Fujitsu previously operated systems that were custom-made for each region, group company, or even department, but will now promote the One Fujitsu Program to aggregate all processes into a single system. ServiceNow App Engine was selected based on this premise, and all systems related to workflow will be built on and operated using App Engine shared instances.
“The new approval system will be our first act under this policy”, says Kimura. “By integrating various workflows into shared instances, we can promote data coordination. We also felt that the platform came with the strong added benefit of allowing us to easily incorporate the global knowledge and best practices built up by ServiceNow into our workflows”.

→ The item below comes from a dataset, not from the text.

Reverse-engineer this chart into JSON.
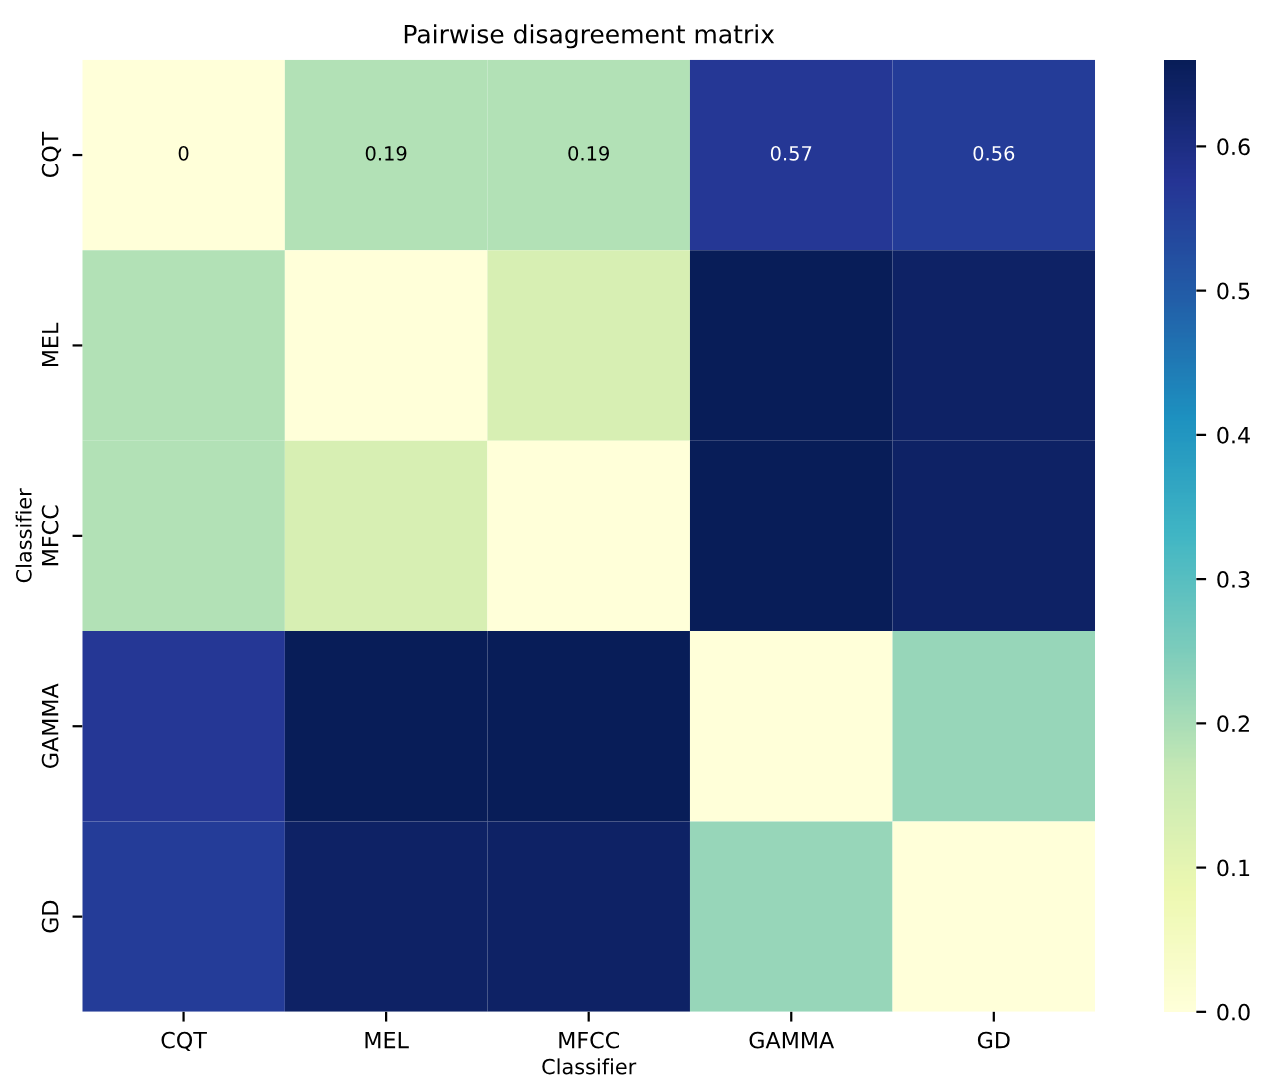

The platform would also give Fujitsu an opportunity to shift the focus of approval operations away from Japan.
“If we are going to standardise approval rules and processes throughout the Fujitsu Group, we will need to make sure that they fit global standards”, says Horikawa. “We want a platform that allows us to realise and build a workflow that can take us in this direction quickly, and can flexibly adapt to future modifications and expansions. As users, we had a number of different options available, but we ultimately told the Digital System Platform Division we want to use ServiceNow App Engine”.
Approval lead times cut by 30%, boosting greater workflow improvements
The project to build an approval system based on ServiceNow App Engine began in August 2021, and included a ServiceNow consultant. The process that would become Step 1 of the project was launched in January 2022.
Kimura explains: “The system targets group companies that ran their approval workflows by email, and services 61 domestic and 44 overseas companies. The system is accessed an average of 128 times a day by around 8.7 users”.
Fujitsu also continued its work by building Step 2, which targets other group companies and Fujitsu itself, and began operations in late May 2022.
“When Step 2 is underway, all workflows – from preliminary consultations to deliberations and approvals, which were segregated under the current system – will be interlocked seamlessly”, continues Kimura. “We expect to reduce the lead time for approval procedures by at least 30%”,
Horikawa adds: “The UI is so simple and refined that anyone will be able to use it after spending a little time with it”.
And while Horikawa expects the new approval system to have a major impact on operations across Fujitsu and its group companies, the release of Step 2 will not mean the end of renewal efforts. Fujitsu will, he believes, continue to face challenges.
“All data regarding approval operations for the group as a whole will be centrally aggregated, so we must first reform processes based on data analysis”, Horikawa notes. “We will run a continuous cycle on the App Engine to analyse problems identified as we operate the approval workflow, and reflect process improvements in new workflows. This will allow us to realise a more agile form of management”.